How does Bentall feel about the comparison? "I don't know whether to be flattered or terrified. I have mixed views about Laing. He was a talented observer of patients and had a magnificent ability to understand people. I think he was an incredibly courageous individual, but one who was terribly flawed in many ways. He couldn't recognise when two ideas were contradictory and had that legendary problem with alcohol."

What about the anti-psychiatry label that Laing was branded with? "I'm anti bad psychiatric theories but not anti-psychiatrist," says Bentall. "I think we need more and better psychiatrists. I'd like them to have a very different kind of training than they have today."
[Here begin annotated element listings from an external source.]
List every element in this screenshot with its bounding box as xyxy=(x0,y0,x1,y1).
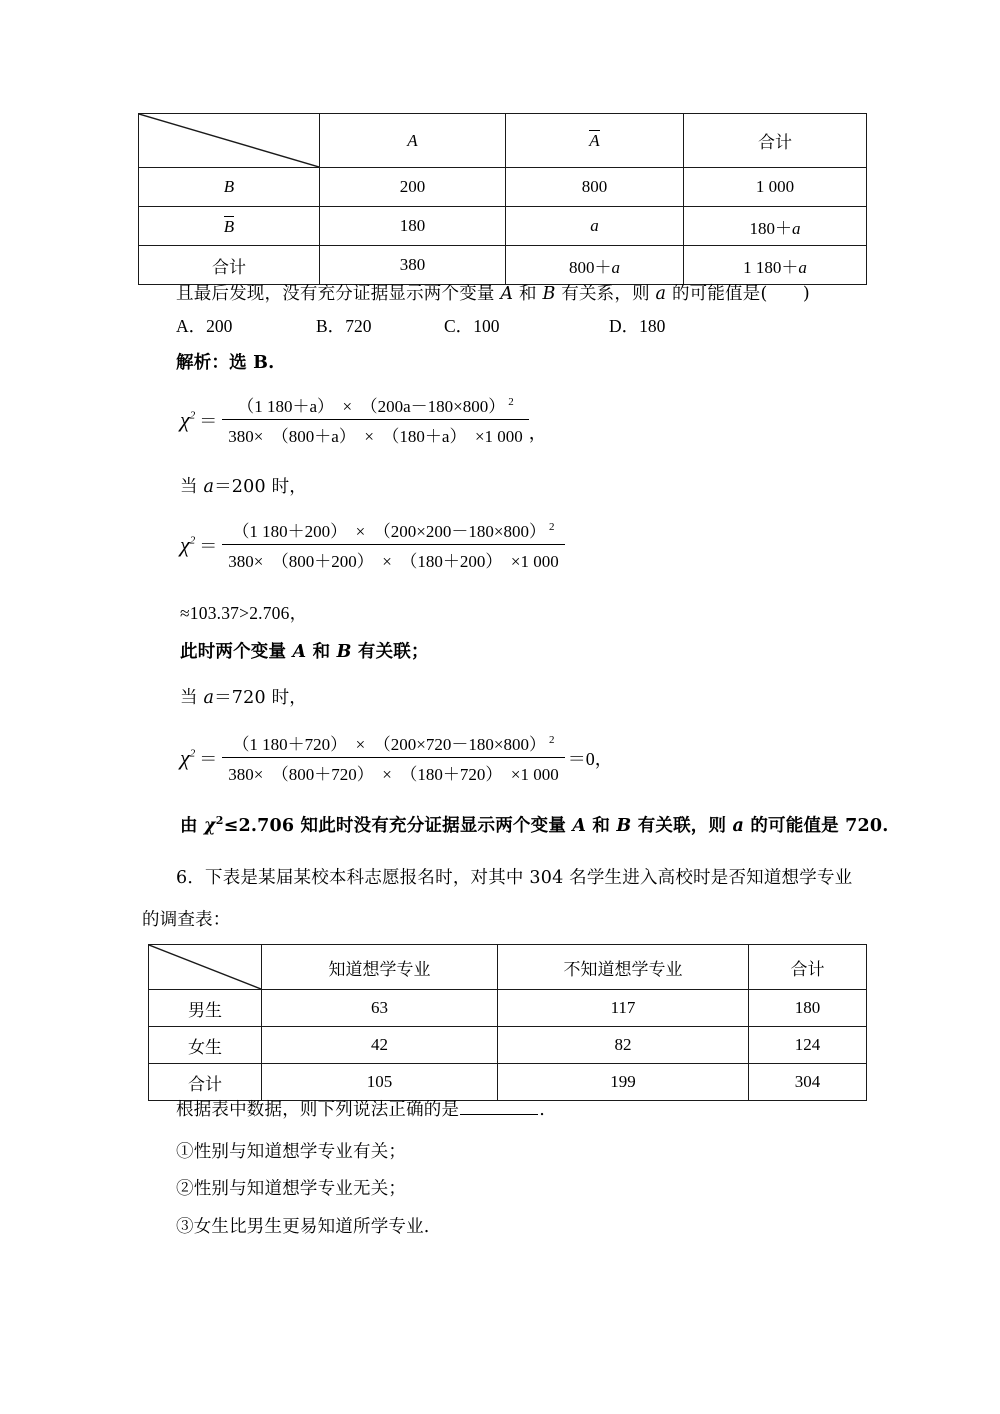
case1-label: 当 a＝200 时， xyxy=(180,477,307,497)
table-cell: 180 xyxy=(749,990,867,1027)
option-a[interactable]: A．200 xyxy=(176,316,233,336)
table-row xyxy=(139,207,867,246)
case1-conclusion: 此时两个变量 A 和 B 有关联； xyxy=(180,642,429,662)
table-row xyxy=(149,1027,867,1064)
table-cell: 800 xyxy=(506,168,684,207)
statement-3: ③女生比男生更易知道所学专业. xyxy=(176,1217,430,1237)
table-cell: 124 xyxy=(749,1027,867,1064)
table-cell: 380 xyxy=(320,246,506,285)
table-cell: 105 xyxy=(262,1064,498,1101)
option-c[interactable]: C．100 xyxy=(444,316,500,336)
fraction: $\frac{(1 180+a) \times (200a-180\times 800) ^2}{380\times (800+a) \times (180+a) \times 1 000}$ xyxy=(222,392,529,447)
fraction: $\frac{(1 180+200) \times (200\times 200-180\times 800) ^2}{380\times (800+200) \times (180+200) \times 1 000}$ xyxy=(222,517,565,572)
row-label-total: 合计 xyxy=(139,246,320,285)
table-header-total: 合计 xyxy=(749,945,867,990)
row-label-b: B xyxy=(139,168,320,207)
table-cell: 800＋a xyxy=(506,246,684,285)
table-cell: 180＋a xyxy=(684,207,867,246)
question5-options xyxy=(176,313,665,338)
table-row xyxy=(139,168,867,207)
row-label-male: 男生 xyxy=(149,990,262,1027)
chi-squared-symbol: $\chi^2$ xyxy=(180,406,196,432)
table-header-not-knows: 不知道想学专业 xyxy=(498,945,749,990)
row-label-b-bar: B xyxy=(139,207,320,246)
table-header-knows: 知道想学专业 xyxy=(262,945,498,990)
case2-label: 当 a＝720 时， xyxy=(180,688,307,708)
table-header-row xyxy=(149,945,867,990)
case1-result: ≈103.37>2.706， xyxy=(180,603,308,623)
table-cell: 117 xyxy=(498,990,749,1027)
fraction: $\frac{(1 180+720) \times (200\times 720-180\times 800) ^2}{380\times (800+720) \times (180+720) \times 1 000}$ xyxy=(222,730,565,785)
row-label-female: 女生 xyxy=(149,1027,262,1064)
table-header-a-bar: A xyxy=(506,114,684,168)
final-conclusion: 由 $\chi^2\le 2.706$ 知此时没有充分证据显示两个变量 A 和 B 有关联，则 a 的可能值是 720. xyxy=(180,814,889,836)
table-cell: 180 xyxy=(320,207,506,246)
table-header-row xyxy=(139,114,867,168)
question6-stem: 6．下表是某届某校本科志愿报名时，对其中 304 名学生进入高校时是否知道想学专业的调查表： xyxy=(142,868,853,930)
table-cell: 82 xyxy=(498,1027,749,1064)
table-cell: 199 xyxy=(498,1064,749,1101)
option-d[interactable]: D．180 xyxy=(609,316,666,336)
option-b[interactable]: B．720 xyxy=(316,316,372,336)
table-cell: 63 xyxy=(262,990,498,1027)
question5-stem: 且最后发现，没有充分证据显示两个变量 A 和 B 有关系，则 a 的可能值是( ) xyxy=(176,284,810,304)
row-label-total: 合计 xyxy=(149,1064,262,1101)
statement-1: ①性别与知道想学专业有关； xyxy=(176,1142,407,1162)
table-cell: a xyxy=(506,207,684,246)
formula-case2: $\chi^2$ ＝ $\frac{(1 180+720) \times (200\times 720-180\times 800) ^2}{380\times (800+720) \times (180+720) \times 1 000}$ ＝0， xyxy=(180,730,613,785)
table-cell: 1 180＋a xyxy=(684,246,867,285)
formula-case1: $\chi^2$ ＝ $\frac{(1 180+200) \times (200\times 200-180\times 800) ^2}{380\times (800+200) \times (180+200) \times 1 000}$ xyxy=(180,517,565,572)
solution-label: 解析：选 B. xyxy=(176,353,275,373)
survey-table-major xyxy=(148,944,867,1101)
table-cell: 42 xyxy=(262,1027,498,1064)
table-cell: 200 xyxy=(320,168,506,207)
table-corner-cell xyxy=(139,114,320,168)
answer-blank[interactable] xyxy=(460,1100,538,1115)
chi-squared-symbol: $\chi^2$ xyxy=(180,531,196,557)
chi-squared-symbol: $\chi^2$ xyxy=(180,744,196,770)
contingency-table-ab xyxy=(138,113,867,285)
table-row xyxy=(149,990,867,1027)
question6-prompt: 根据表中数据，则下列说法正确的是 . xyxy=(176,1100,545,1120)
table-corner-cell xyxy=(149,945,262,990)
table-cell: 1 000 xyxy=(684,168,867,207)
diagonal-line-icon xyxy=(139,114,319,167)
diagonal-line-icon xyxy=(149,945,261,989)
table-header-a: A xyxy=(320,114,506,168)
table-cell: 304 xyxy=(749,1064,867,1101)
statement-2: ②性别与知道想学专业无关； xyxy=(176,1179,407,1199)
table-header-total: 合计 xyxy=(684,114,867,168)
formula-general: $\chi^2$ ＝ $\frac{(1 180+a) \times (200a-180\times 800) ^2}{380\times (800+a) \times (180+a) \times 1 000}$ ， xyxy=(180,392,547,447)
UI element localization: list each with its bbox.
Not surprisingly he argues for more emphasis on psychological approaches. And he would like the rivalry between and psychology and psychiatry to disappear. "My objections to psychiatry are science-based, evidenced-based. They are against theory and practices which are harmful to patients. I want psychiatrists to use more rational and more humane methods of treatment."

NEW ZEALAND'S $60M DRUG BILL

There were about 400,000 antipsychotic prescriptions in New Zealand in 2008 at a cost of $60.5 million. Drug funding agency Pharmac began funding for the antipsychotic medicine ziprasidone (Zeldox) as a second-line treatment for people with schizophrenia and related psychoses from August 2007.
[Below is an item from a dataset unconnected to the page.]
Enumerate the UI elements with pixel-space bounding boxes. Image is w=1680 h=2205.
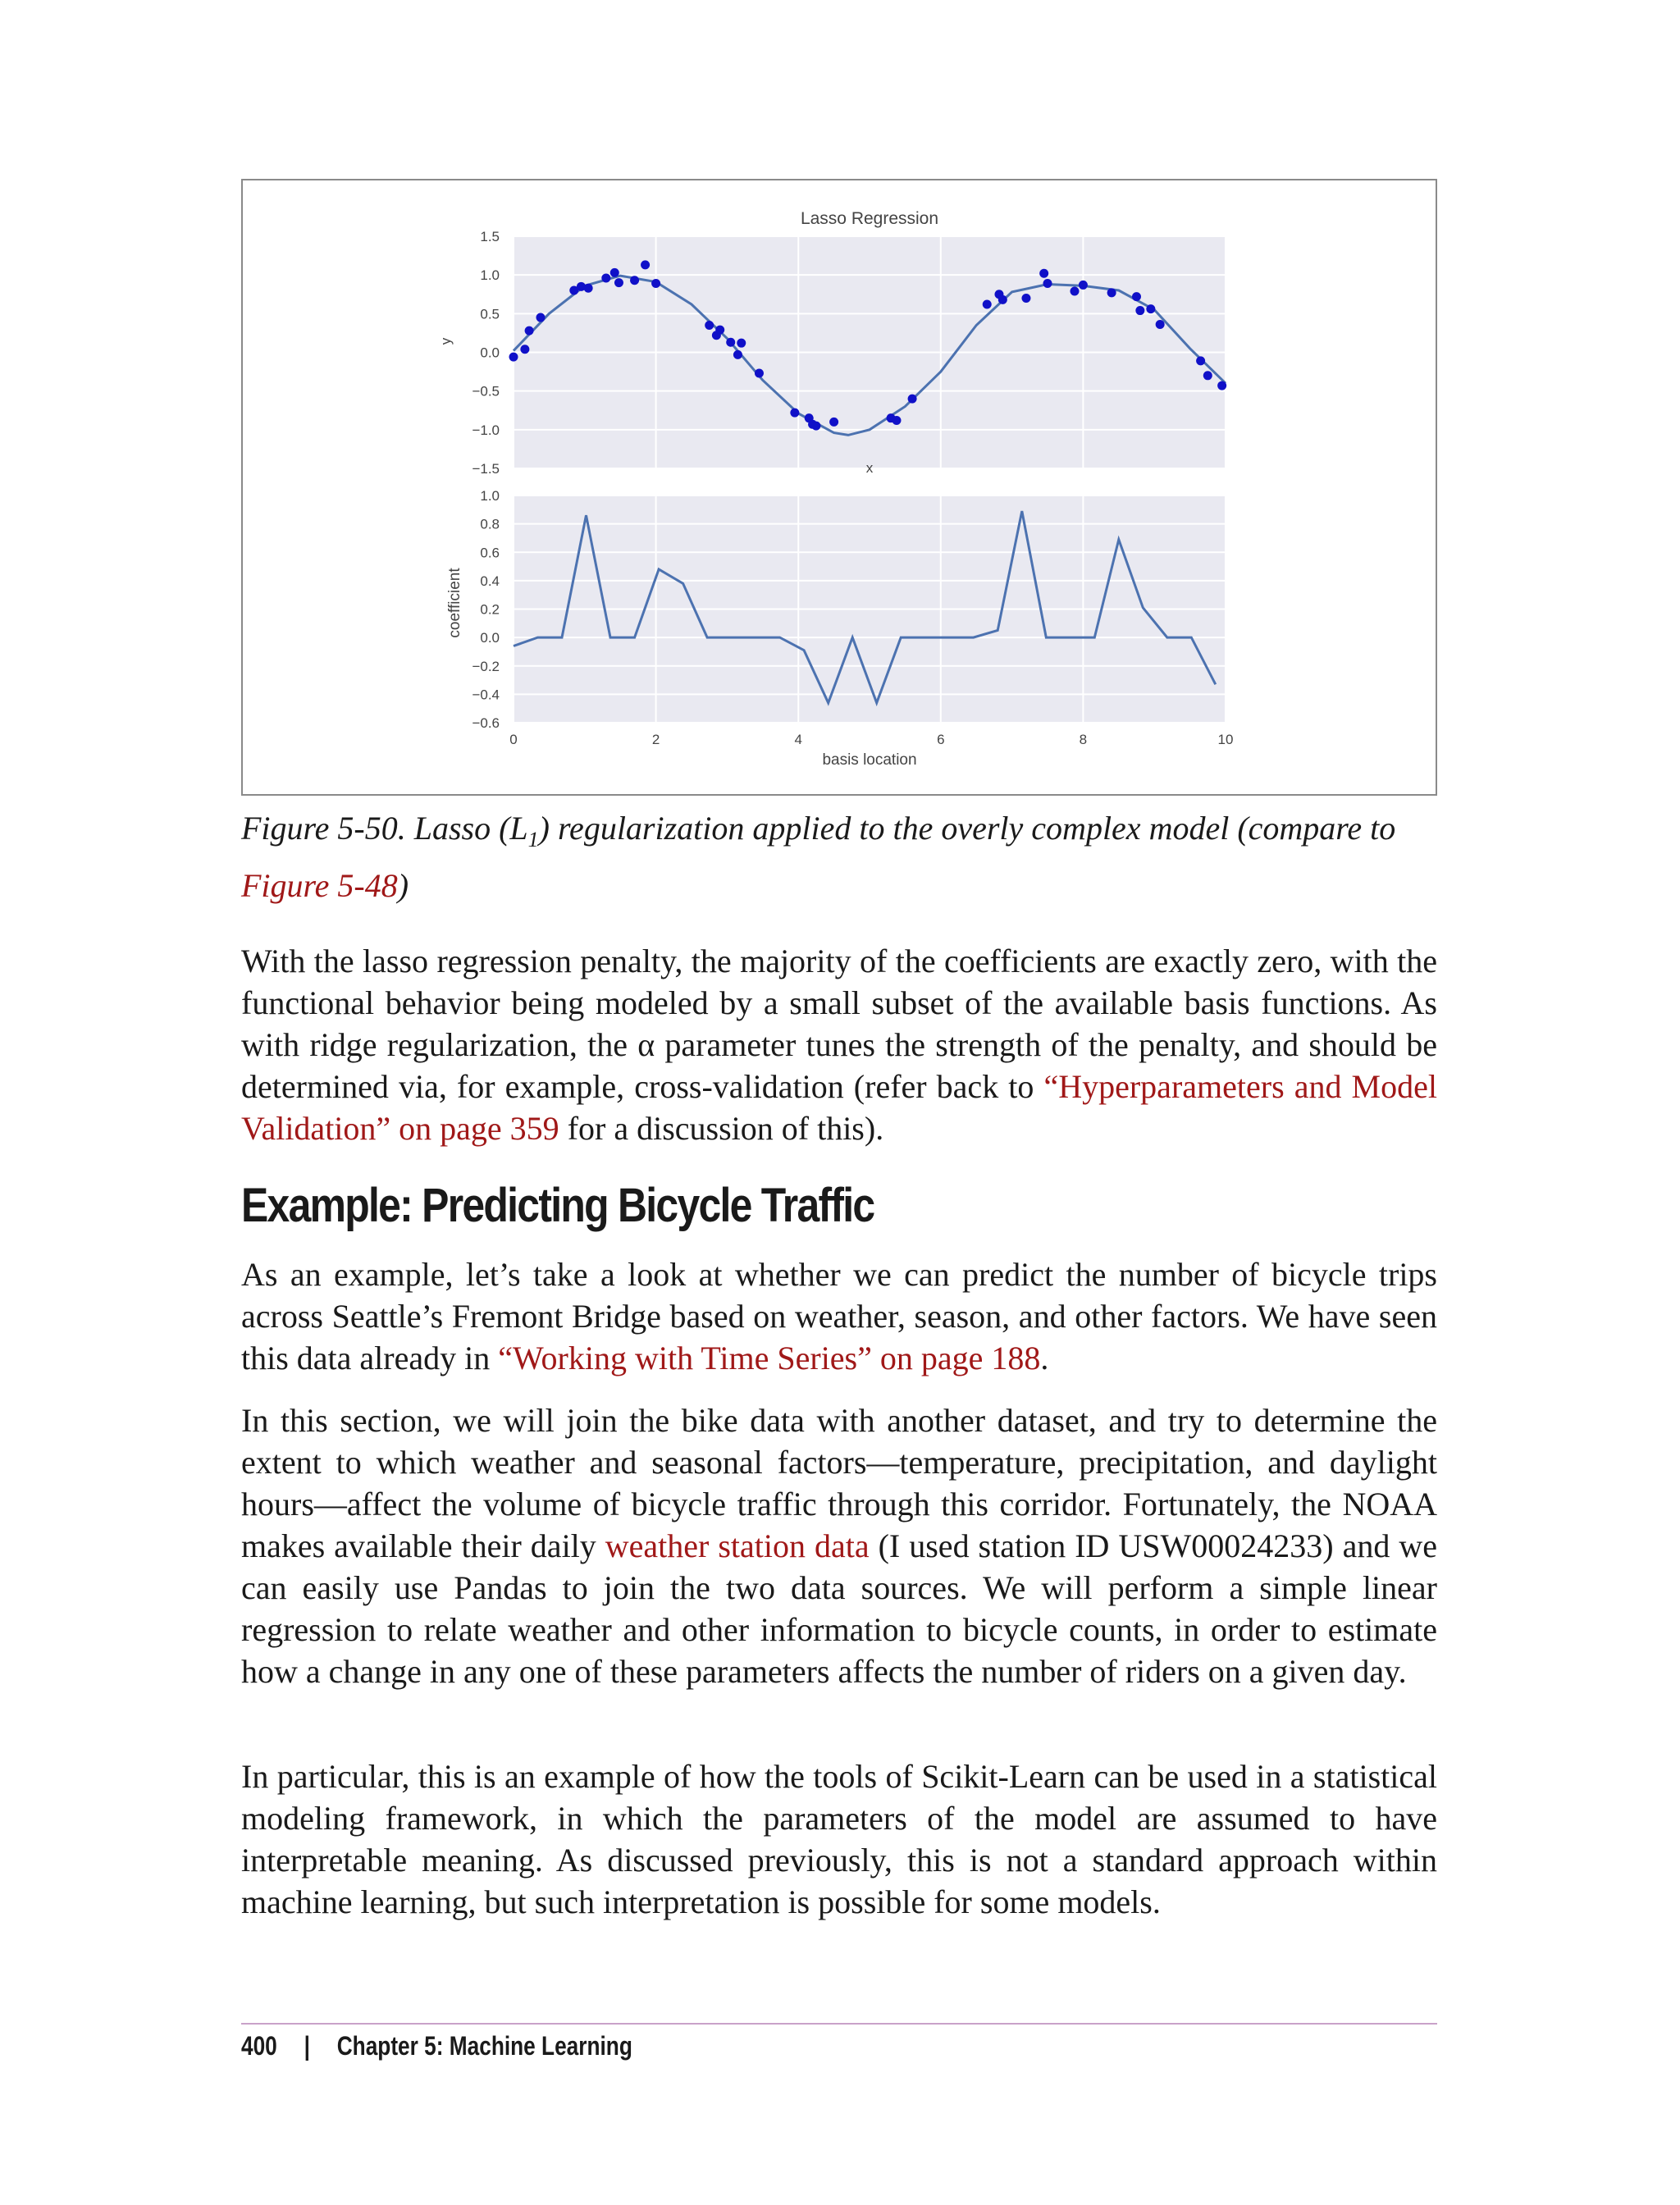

Pharmac says ziprasidone, one of the newer "atypical" antipsychotic range of medicines, became funded for people who have tried others (clozapine, risperidone, quetiapine and olanzapine) but stopped using them because of side effects or inadequate response.

In October 2008, after concerns raised in both the United States and Britain about high rates of use of antipsychotics in elderly people, Pharmac and the College of Psychiatrists launched new guidelines for use in that age group.

Concerns included potential health risks (possible increased risk of stroke and higher death rates), and that over-prescription of antipsychotics to people with dementia in care does significant harm.

Pharmac's prescribing data showed there was comparatively high use of antipsychotics among older people.

In 2006/07 about 35,000 prescriptions were recorded for people aged 80-90.